ONEOK sees 2020’s distributable cash flows declining slightly versus 2019, to ~$1.95 billion, or roughly $4.65 per share. ONEOK forecasts improving results going forward on a sequential basis. Still, DCF-per-share of $4.65 would cover the current annualized dividend payout of $3.74 per share.

A key advantage for ONEOK is that a significant portion of its revenue, especially after the roll-up of its MLP, are fee-based or hedged, which makes the company less sensitive to commodity price swings. This is why ONEOK can operate with considerable leverage without being in dangerous territory, as its cash flows are not very cyclical. The fee-based nature of ONEOK’s revenues and non-cyclical demand for natural gas, e.g. for heating, is what has made ONEOK recession-proof in the past.

Shares of ONEOK trade for a 2020 price-to-earnings ratio near 7. Our fair value estimate is a P/E ratio of 10. In addition, we expect 3% annual DCF-per-share growth, and the stock has a high dividend yield above 12%. Total returns are expected to reach nearly 20% per year over the next five years.

Final Thoughts

With so many various terms, investing can seem overly complex. Market capitalization is a term all stock market investors should understand, and the good news is that it is a fairly simple concept. The market cap of a stock refers to the total value of all its outstanding shares.

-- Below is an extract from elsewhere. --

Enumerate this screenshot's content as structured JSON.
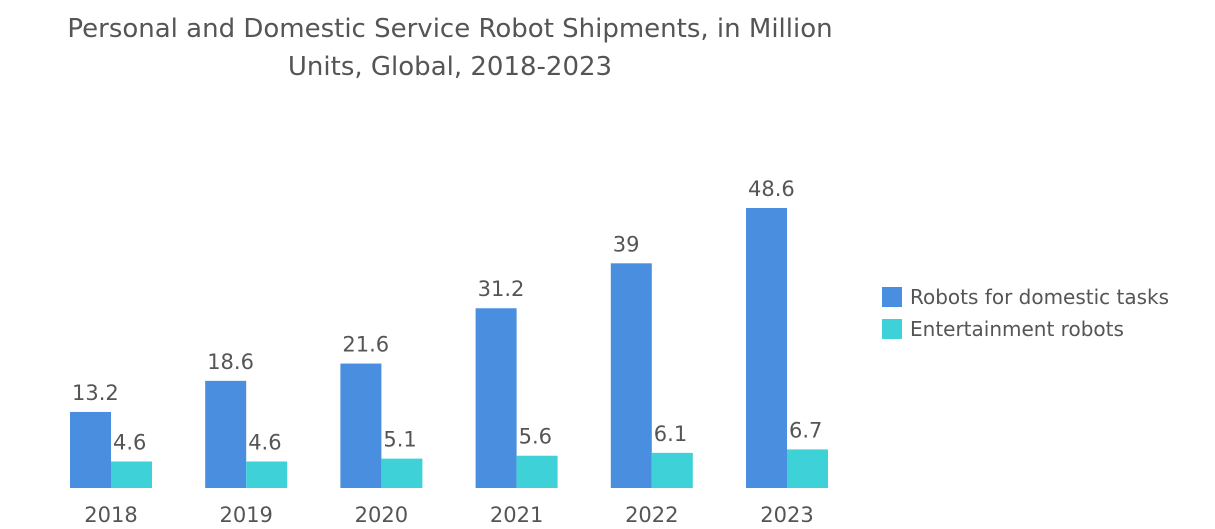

Market cap gives investors a better gauge of a company’s size, which can also give clues about its competitive advantages and future growth potential.

Large-caps are generally safer than small-caps, because they are less volatile and tend to have more established business models. Large-caps also have a greater tendency to pay dividends to shareholders. For these reasons, income investors looking to reduce volatility in their stock portfolios should give special consideration to large caps.

In particular, we believe the 10 large cap stocks on this list are leaders in their respective industries, with proven business models and attractive dividends.